The Underground Communication Network
One of the more remarkable discoveries in recent decades is that fungal networks connect multiple plants to each other underground. These common mycelial networks, sometimes called the “wood wide web,” link individuals of the same and different species, enabling the transfer of carbon, nitrogen, phosphorus, water, and chemical signals between plants.
Nutrients move through these networks as free amino acids, flowing from areas of surplus to areas of need. The community essentially shares resources. Even more striking, plants under attack by insects or disease-causing fungi send warning signals through the network. These chemical alarms, in the form of plant hormones like jasmonate, travel to neighboring plants and trigger defensive responses before the threat even arrives. A plant being eaten by caterpillars can, through its fungal connections, prompt its neighbors to ramp up their chemical defenses preemptively.
When Fungi Harm Plants
Not every fungal encounter benefits plants. Pathogenic fungi cause some of the most destructive plant diseases on Earth. Fusarium species cause wilts that collapse entire crops. Phytophthora (technically an oomycete, often grouped with fungi colloquially) triggered the Irish potato famine. Botrytis, powdery mildew, and various rust fungi attack leaves, fruits, and stems. These organisms parasitize plants without offering anything in return, extracting nutrients and often killing their hosts.
The difference between helpful and harmful fungi comes down to the nature of the relationship. Beneficial fungi exchange resources with plants in a two-way partnership. Pathogenic fungi take without giving. In healthy soil ecosystems, the beneficial fungi typically outnumber and even suppress the harmful ones, which is one reason biodiversity in soil matters so much for plant health.
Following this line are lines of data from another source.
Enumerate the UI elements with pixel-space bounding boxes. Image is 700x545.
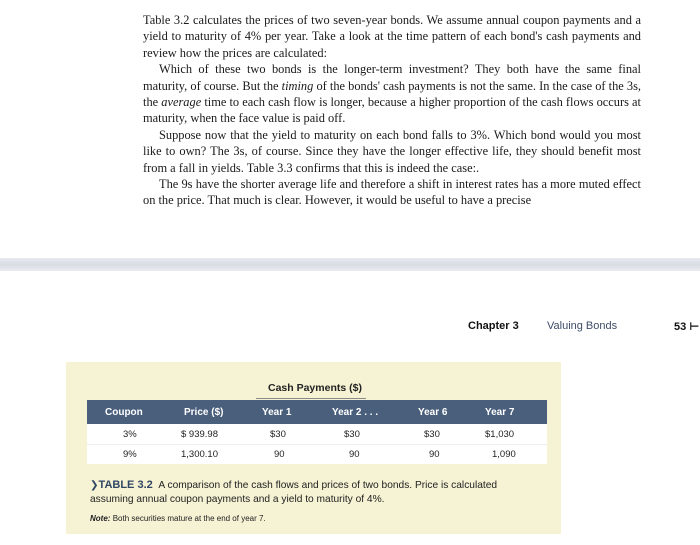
caption-label: TABLE 3.2 [98, 479, 153, 491]
caption-arrow-icon: ❯ [90, 480, 99, 491]
group-header-rule [256, 398, 366, 399]
cell-coupon: 9% [123, 449, 137, 460]
body-text [143, 12, 641, 209]
cell-year7: $1,030 [485, 428, 515, 440]
paragraph-2: Which of these two bonds is the longer-term investment? They both have the same final maturity, of course. But the timing of the bonds' cash payments is not the same. In the case of the 3s, the average time to each cash flow is longer, because a higher proportion of the cash flows occurs at maturity, when the face value is paid off. [143, 62, 641, 126]
chapter-title: Valuing Bonds [547, 320, 618, 332]
emphasis-timing: timing [281, 78, 314, 93]
cell-year6: $30 [424, 428, 440, 440]
caption-text: A comparison of the cash flows and prices of two bonds. Price is calculated assuming annual coupon payments and a yield to maturity of 4%. [90, 480, 498, 505]
table-row [87, 424, 547, 444]
table-note [90, 514, 266, 523]
cell-price: $ 939.98 [181, 428, 218, 440]
table-caption [90, 478, 530, 507]
cell-year2: $30 [344, 428, 360, 440]
bond-table [87, 400, 547, 464]
col-price: Price ($) [184, 406, 224, 418]
paragraph-1: Table 3.2 calculates the prices of two seven-year bonds. We assume annual coupon payments and a yield to maturity of 4% per year. Take a look at the time pattern of each bond's cash payments and review how the prices are calculated: [143, 13, 641, 60]
cell-year6: 90 [429, 449, 440, 460]
table-panel [66, 362, 561, 534]
cell-year2: 90 [349, 449, 360, 460]
col-coupon: Coupon [105, 406, 143, 418]
paragraph-4: The 9s have the shorter average life and therefore a shift in interest rates has a more muted effect on the price. That much is clear. However, it would be useful to have a precise [143, 177, 641, 208]
note-text: Both securities mature at the end of year 7. [112, 514, 266, 523]
emphasis-average: average [161, 95, 202, 110]
paragraph-3: Suppose now that the yield to maturity on each bond falls to 3%. Which bond would you most like to own? The 3s, of course. Since they have the longer effective life, they should benefit most from a fall in yields. Table 3.3 confirms that this is indeed the case:. [143, 127, 641, 175]
page-separator [0, 258, 700, 271]
cell-year1: $30 [270, 428, 286, 440]
text-page [0, 0, 700, 258]
note-label: Note: [90, 514, 111, 523]
cell-coupon: 3% [123, 428, 137, 440]
col-year2: Year 2 . . . [332, 406, 379, 418]
cell-year1: 90 [274, 449, 285, 460]
cash-payments-header: Cash Payments ($) [268, 382, 362, 394]
chapter-label: Chapter 3 [468, 320, 519, 332]
cell-year7: 1,090 [492, 449, 516, 460]
cell-price: 1,300.10 [181, 449, 218, 460]
col-year7: Year 7 [485, 406, 515, 418]
table-header-row [87, 400, 547, 424]
col-year6: Year 6 [418, 406, 448, 418]
col-year1: Year 1 [262, 406, 292, 418]
table-row [87, 444, 547, 464]
page-header [0, 320, 700, 336]
page-number: 53 ⊢ [674, 321, 700, 333]
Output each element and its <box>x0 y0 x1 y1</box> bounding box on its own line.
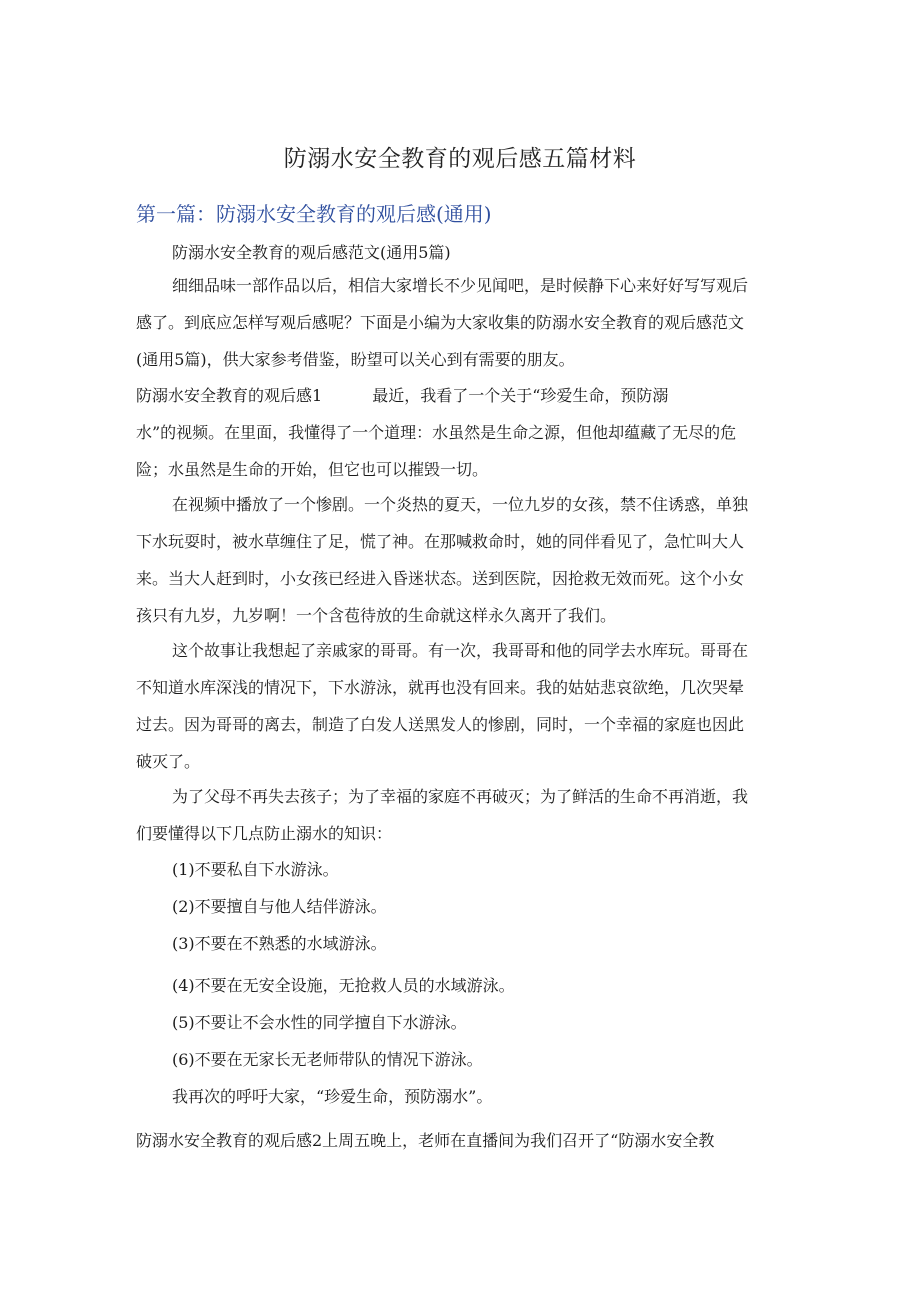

Using Fungi in Your Garden
Commercial mycorrhizal inoculants are widely available and can be applied to garden soil to establish beneficial fungal networks. The most important principle is timing: apply fungi as early in the plant’s life as possible. Treating seeds, seedlings, or cuttings gives the fungi maximum time to colonize roots and start delivering benefits. You only need to apply once per growing cycle, and the fungi will persist as long as living roots are present.
If you’re mixing your own potting soil, granular inoculants can be blended directly into the growing medium. For transplants, dusting the root ball or adding inoculant to the planting hole puts the fungi in direct contact with roots. If a plant goes through a bare-root phase during propagation, you’ll need to reapply.
A few practices work against beneficial fungi. Heavy applications of high-phosphorus fertilizer can discourage mycorrhizal colonization because the plant no longer needs the fungal partnership to access phosphorus. Frequent deep tilling physically shreds fungal networks. Fungicides, by design, kill fungi indiscriminately. Reducing these disruptions gives beneficial fungi the best chance to establish and thrive, which over time reduces your need for synthetic inputs in the first place.